1. De inhoud van het beroep
De klacht, zoals neergelegd in het verzoek om bemiddeling aan de medisch adviseur van 24 november 2016, betreft het stopzetten van het op medische indicatie verstrekken van zwaar volkoren brood (‘Brabants donker’).

2. De standpunten van klager en de inrichtingsarts
Klager heeft zijn klacht als volgt – zakelijk weergegeven – toegelicht.
Klager heeft circa twee jaar geleden op medische indicatie zwaar volkorenbrood verstrekt gekregen. Hoewel klagers digestieve probleem niet was veranderd is die verstrekking plotsteling stopgezet. Hij eet momenteel het standaard door de inrichting
verstrekte tarwebrood en hij krijgt vezel-medicatie voorgeschreven, maar dit helpt hem niet en hij ondervindt er klachten van. Klager heeft last van diarree, obstipatie, steken en pijn aan zijn anus. Hij wordt verwezen naar de inrichtingswinkel, maar
daar heeft hij alles al geprobeerd. Het enige dat hem helpt is het zwaar volkoren brood dat hem tot voor kort werd verstrekt. Anders dan de medische dienst beweert kreeg klager het brood wel op medische indicatie verstrekt. Het wordt ook nog steeds aan
medegedetineerde P. voorgeschreven en verstrekt.
Voor zover in klagers medisch dossier op 9 april 2015 is vermeld dat hij toen last van vreetbuien had antwoordt klager desgevraagd dat hij destijds psychisch wat in de war was en thans van vreetbuien absoluut geen sprake meer is.
Voor zijn detentie ondervond klager reeds klachten als gevolg van zijn overgevoelige darmen. Hij kocht zijn voeding altijd bij de natuurvoedingswinkel.

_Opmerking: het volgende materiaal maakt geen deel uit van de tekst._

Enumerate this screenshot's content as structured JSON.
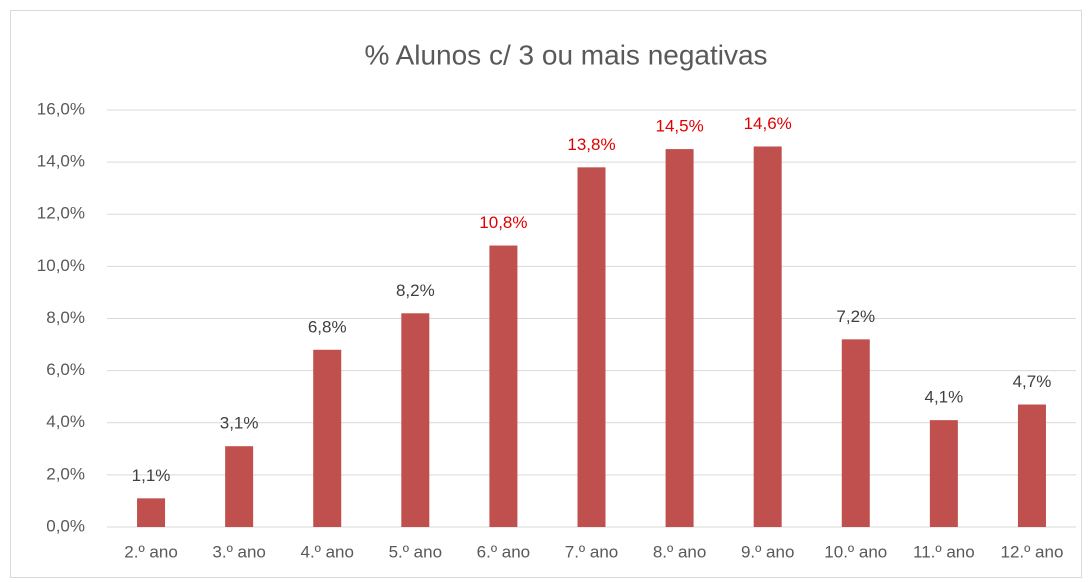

De inrichtingsarts heeft schriftelijk het volgende standpunt – zakelijk weergegeven – ingenomen.
De inrichtingsarts conformeert zich aan het standpunt van de medisch adviseur. In de inrichting is uitsluitend tarwebrood beschikbaar. Gezien klagers obstipatieklachten is Macrogol geïndiceerd. Klager heeft verschillende malen geweigerd deze medicatie
in te nemen.

3. De beoordeling
Onweersproken is dat klager eerder op medische indicatie (van dezelfde inrichtingsarts) zwaar volkorenbrood kreeg verstrekt en de verstrekking hiervan is stopgezet.
De beroepscommissie is van oordeel dat de inrichtingsarts alvorens werd beslist de verstrekking van dat brood stop te zetten, samen met klager had dienen te overleggen en te kijken naar een geschikt alternatief. Nu dit is nagelaten is de
beroepscommissie van oordeel dat het niet langer voorschrijven en verstrekken van zwaar volkorenbrood aan klager dient te worden aangemerkt als in strijd met de in artikel 28 Pm neergelegde norm. Het beroep zal gegrond worden verklaard.
De beroepscommissie ziet geen aanleiding voor toekenning van een tegemoetkoming aan klager, maar geeft de inrichtingsarts in overweging om – gezien de klachten die klager ervaart van de thans voorgeschreven Macrogol – samen met klager te zoeken naar
een optimale behandeling van klagers klachten.

4. De uitspraak
De beroepscommissie verklaart het beroep gegrond.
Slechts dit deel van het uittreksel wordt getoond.